Breitling watches are now recognized by the vintage watch collecting market as some of the finest timepieces ever made, and overlooked for far too long. Worn by athletes, astronauts, and aviators worldwide, Breitling’s have always very much been professional watches for those demanding precision. This notion is surely supported by the brand’s logo — the winged B-initial – which clearly links the watch manufacturer to the industry in which they’ve played such an active role, aviation. With this in mind, it is rather fitting that Breitling was established in 1884, just under two decades prior to the first successful flight in modern history. Léon Breitling was the man behind this new watchmaking venture, situated in the midst of the Swiss Jura Mountains.
Like many of his peers, Léon Breitling found motor racing and the timing of speed fascinating, which is why he launched his manufacture with the mission of creating the ultimate stopwatch, to track elapsed time with the utmost precision. As a result, Breitling’s back catalogue is now absolutely packed with high-quality chronographs, and the brand is also credited with making great developments in the field of the particular complication. These include the first watch with an independent chronograph pusher — introduced by Breitling in 1923. Up until this point, stopwatches were typically operated via the winding crown, which did afford a more elegant design, albeit at the cost of lesser functionality. In 1934, a second pusher, capable resetting the chronograph to zero was introduced, thus creating the modern chronograph we know and celebrate to this day. The now seemingly commonplace mechanical breakthrough that was the implementation of two pushers and a crown, goes back to the ground-breaking innovation by Breitling.
As a proponent of both tradition and innovation, the family run firm that was Breitling rose to fame to become one of the most important watch manufacturers worldwide and ultimately one of most coveted manufactures of vintage watches.
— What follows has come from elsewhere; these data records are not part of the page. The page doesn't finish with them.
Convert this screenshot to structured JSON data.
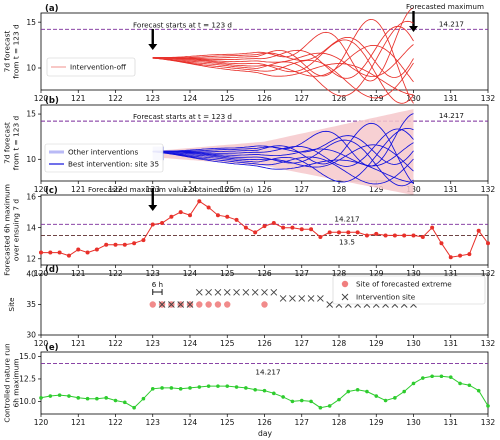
{
  "colors": {
    "red": "#e8302a",
    "red_light": "#f4a3a0",
    "blue": "#1111dd",
    "blue_light": "#b9baf6",
    "pink_band": "#f6c8cb",
    "green": "#2ecc2e",
    "purple_dash": "#7a2a9a",
    "brown_dash": "#5a2a2a",
    "marker_pink": "#f07e7e"
  },
  "x_axis": {
    "label": "day",
    "xlim": [
      120,
      132
    ],
    "ticks": [
      "120",
      "121",
      "122",
      "123",
      "124",
      "125",
      "126",
      "127",
      "128",
      "129",
      "130",
      "131",
      "132"
    ]
  },
  "annotations": {
    "forecast_start": "Forecast starts at t = 123 d",
    "forecasted_maximum": "Forecasted maximum",
    "max_value": "14.217",
    "panel_c_title": "Forecasted maximum value obtained from (a)",
    "mean_value": "13.5",
    "six_h": "6 h"
  },
  "chart_data": [
    {
      "panel": "(a)",
      "type": "line",
      "ylabel": "7d forecast from t = 123 d",
      "ylim": [
        7.6,
        16.0
      ],
      "yticks": [
        10,
        15
      ],
      "threshold": 14.217,
      "legend": [
        "Intervention-off"
      ],
      "x_start": 123,
      "x_end": 130,
      "ensemble_count": 10
    },
    {
      "panel": "(b)",
      "type": "line",
      "ylabel": "7d forecast from t = 123 d",
      "ylim": [
        7.6,
        16.0
      ],
      "yticks": [
        10,
        15
      ],
      "threshold": 14.217,
      "legend": [
        "Other interventions",
        "Best intervention: site 35"
      ],
      "x_start": 123,
      "x_end": 130,
      "ensemble_count": 10
    },
    {
      "panel": "(c)",
      "type": "line",
      "ylabel": "Forecasted 6h maximum over ensuing 7 d",
      "ylim": [
        11.6,
        16.1
      ],
      "yticks": [
        12,
        14,
        16
      ],
      "thresholds": [
        14.217,
        13.5
      ],
      "x": [
        120,
        120.25,
        120.5,
        120.75,
        121,
        121.25,
        121.5,
        121.75,
        122,
        122.25,
        122.5,
        122.75,
        123,
        123.25,
        123.5,
        123.75,
        124,
        124.25,
        124.5,
        124.75,
        125,
        125.25,
        125.5,
        125.75,
        126,
        126.25,
        126.5,
        126.75,
        127,
        127.25,
        127.5,
        127.75,
        128,
        128.25,
        128.5,
        128.75,
        129,
        129.25,
        129.5,
        129.75,
        130,
        130.25,
        130.5,
        130.75,
        131,
        131.25,
        131.5,
        131.75,
        132
      ],
      "y": [
        12.4,
        12.4,
        12.4,
        12.2,
        12.6,
        12.4,
        12.6,
        12.9,
        12.9,
        12.9,
        13.0,
        13.2,
        14.2,
        14.3,
        14.7,
        15.0,
        14.8,
        15.7,
        15.3,
        14.8,
        14.7,
        14.5,
        14.0,
        13.7,
        14.1,
        14.3,
        14.0,
        14.0,
        13.9,
        13.9,
        13.4,
        13.7,
        13.7,
        13.7,
        13.7,
        13.5,
        13.6,
        13.5,
        13.5,
        13.5,
        13.5,
        13.4,
        14.0,
        13.0,
        12.1,
        12.2,
        12.3,
        13.8,
        13.0
      ]
    },
    {
      "panel": "(d)",
      "type": "scatter",
      "ylabel": "Site",
      "ylim": [
        30,
        40
      ],
      "yticks": [
        30,
        35,
        40
      ],
      "legend": [
        "Site of forecasted extreme",
        "Intervention site"
      ],
      "extreme_sites": [
        [
          123,
          35
        ],
        [
          123.25,
          35
        ],
        [
          123.5,
          35
        ],
        [
          123.75,
          35
        ],
        [
          124,
          35
        ],
        [
          124.25,
          35
        ],
        [
          124.5,
          35
        ],
        [
          124.75,
          35
        ],
        [
          125,
          35
        ],
        [
          126,
          35
        ]
      ],
      "intervention_sites": [
        [
          123.25,
          35
        ],
        [
          123.5,
          35
        ],
        [
          123.75,
          35
        ],
        [
          124,
          35
        ],
        [
          124.25,
          37
        ],
        [
          124.5,
          37
        ],
        [
          124.75,
          37
        ],
        [
          125,
          37
        ],
        [
          125.25,
          37
        ],
        [
          125.5,
          37
        ],
        [
          125.75,
          37
        ],
        [
          126,
          37
        ],
        [
          126.25,
          37
        ],
        [
          126.5,
          36
        ],
        [
          126.75,
          36
        ],
        [
          127,
          36
        ],
        [
          127.25,
          36
        ],
        [
          127.5,
          36
        ],
        [
          127.75,
          35
        ],
        [
          128,
          35
        ],
        [
          128.25,
          35
        ],
        [
          128.5,
          35
        ],
        [
          128.75,
          35
        ],
        [
          129,
          35
        ],
        [
          129.25,
          35
        ],
        [
          129.5,
          35
        ],
        [
          129.75,
          35
        ],
        [
          130,
          35
        ]
      ]
    },
    {
      "panel": "(e)",
      "type": "line",
      "ylabel": "Controlled nature run 6h maximum",
      "ylim": [
        8.6,
        15.5
      ],
      "yticks": [
        "10.0",
        "12.5",
        "15.0"
      ],
      "threshold": 14.217,
      "x": [
        120,
        120.25,
        120.5,
        120.75,
        121,
        121.25,
        121.5,
        121.75,
        122,
        122.25,
        122.5,
        122.75,
        123,
        123.25,
        123.5,
        123.75,
        124,
        124.25,
        124.5,
        124.75,
        125,
        125.25,
        125.5,
        125.75,
        126,
        126.25,
        126.5,
        126.75,
        127,
        127.25,
        127.5,
        127.75,
        128,
        128.25,
        128.5,
        128.75,
        129,
        129.25,
        129.5,
        129.75,
        130,
        130.25,
        130.5,
        130.75,
        131,
        131.25,
        131.5,
        131.75,
        132
      ],
      "y": [
        10.4,
        10.6,
        10.7,
        10.6,
        10.4,
        10.3,
        10.3,
        10.4,
        10.1,
        9.9,
        9.3,
        10.3,
        11.4,
        11.5,
        11.5,
        11.4,
        11.5,
        11.6,
        11.7,
        11.7,
        11.7,
        11.6,
        11.5,
        11.3,
        11.2,
        10.9,
        10.5,
        10.0,
        10.1,
        10.0,
        9.3,
        9.5,
        10.2,
        11.1,
        11.3,
        11.1,
        10.6,
        10.1,
        10.4,
        11.1,
        12.0,
        12.6,
        12.8,
        12.8,
        12.7,
        12.0,
        11.8,
        11.2,
        9.5
      ]
    }
  ]
}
Under the leadership of the founder’s grandson, Willy Breitling, the manufacturer aimed for the sky, so to speak. Beginning in 1936, Breilting entered the aviation sphere with a chronograph that was manufactured for aircraft cockpits and used by a wide variety of notable aircraft manufacturers. This dash mounted chronograph earned Breitling a contract with the Royal Air Force as well as the United States Air Force, and would play an important role in the development of the brand’s next notable creaetion, The Chronomat. Introduced in 1947, and followed later by its sophisticated successor, the Navitimer, this watch helped Breitling become firmly established in the world of aviation, as the timepiece of choice to be found on the wrists of pilots. To this day, the circular slide rule found on the bezel of the watch remains an iconic feature of Navitimer.
Soon, the skies would no longer be the limit, as the Navitimer continued to attract attention in not only aviation circles, but those of aerospace, as well. In 1962, Breitling would craft a special model known as the Cosmonaute, to accompany Project Mercury astronaut to outer space. As per Carpenter’s requests, the Cosmonaute incorporated key Navitimer design elements, but also featured a 24-hour display, so that the exact time could be read with ease, and night and day could be effectively distinguished in the dark abyss outer space. Breitling was now reaching for the stars. This goes to show the innovative, boundary pushing nature that has come to define Breitling, and the many timepieces collectors now covet.